My story with epilepsy began right after my daughter turned two years old. She suddenly started turning blue, staring, and became lethargic. Over six months of testing, the episodes went from once every two weeks to 9 per day. Leighanne’s seizures presented as several other serious health problems, so it wasn’t until a scheduled inpatient stay that a neurological team decided to take a look at her case. We had our answer within 24 hours.
At that time, we went through 4 more days of testing and were taught seizure protocol. We were given information about SUDEP and sent home with the expectation that the medication should work. That is not Leighanne’s story. I watched as she failed 8 anticonvulsant medications in the first 3 years and started to lose her cognitive abilities rapidly. My husband and I were told our daughter was critical and needed to go through a brain surgery evaluation. We agreed.
For the next eighteen months, Leighanne and I went to three different hospitals for opinions. She spent countless nights inpatient in EMU’s. We also lived 8 months in the Ronald McDonald House so she could receive cognitive therapy at the best pediatric facility available.
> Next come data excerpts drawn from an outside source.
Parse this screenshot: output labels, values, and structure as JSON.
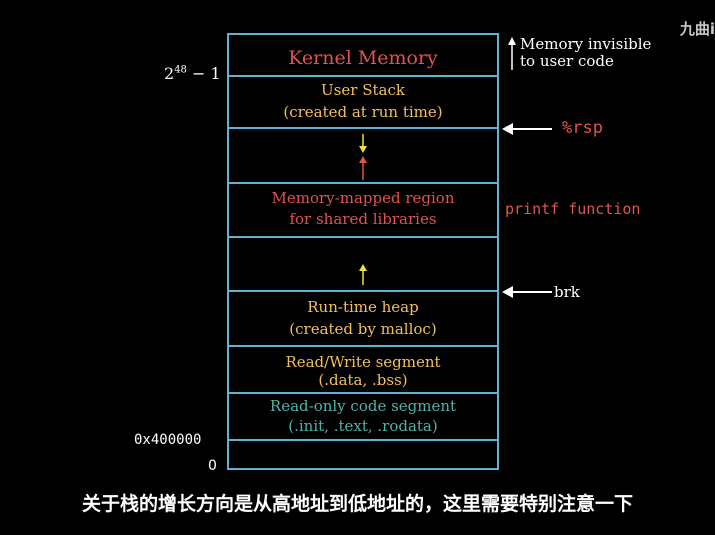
{
  "colors": {
    "border": "#5fb2d6",
    "kernel": "#e0534f",
    "user_stack": "#f0c05a",
    "mmap": "#e0534f",
    "heap": "#f0c05a",
    "rw": "#f0c05a",
    "ro": "#4fb3a8",
    "stack_arrow": "#f0e03a",
    "mmap_arrow": "#e0534f",
    "heap_arrow": "#f0e03a",
    "pointer_arrow": "#ffffff",
    "label_red": "#e0534f"
  },
  "watermark": "九曲i",
  "addresses": {
    "top_base": "2",
    "top_exp": "48",
    "top_rest": " − 1",
    "text_start": "0x400000",
    "zero": "0"
  },
  "segments": {
    "kernel": "Kernel Memory",
    "user_stack_line1": "User Stack",
    "user_stack_line2": "(created at run time)",
    "mmap_line1": "Memory-mapped region",
    "mmap_line2": "for shared libraries",
    "heap_line1": "Run-time heap",
    "heap_line2": "(created by malloc)",
    "rw_line1": "Read/Write segment",
    "rw_line2": "(.data, .bss)",
    "ro_line1": "Read-only code segment",
    "ro_line2": "(.init, .text, .rodata)"
  },
  "annotations": {
    "invisible_line1": "Memory invisible",
    "invisible_line2": "to user code",
    "rsp": "%rsp",
    "printf": "printf function",
    "brk": "brk"
  },
  "subtitle": "关于栈的增长方向是从高地址到低地址的，这里需要特别注意一下"
}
She missed Kindergarten and hospital life became normal. At the end of the eighteen months, she was not a surgery candidate and we were ultimately told there is nothing else available for our daughter. Her diagnosis was changed to Bilateral Localization-Related Intractable Epilepsy. She has three focal points.
I am an ambassador for MES because the voices of parents and girls fighting for answers need to be heard. We need to keep searching for answers to help our girls succeed and thrive. We must advocate and work with the medical teams to find a solution. Above all, we need research for those girls who don’t have an option left and our girls need to know we will never give up.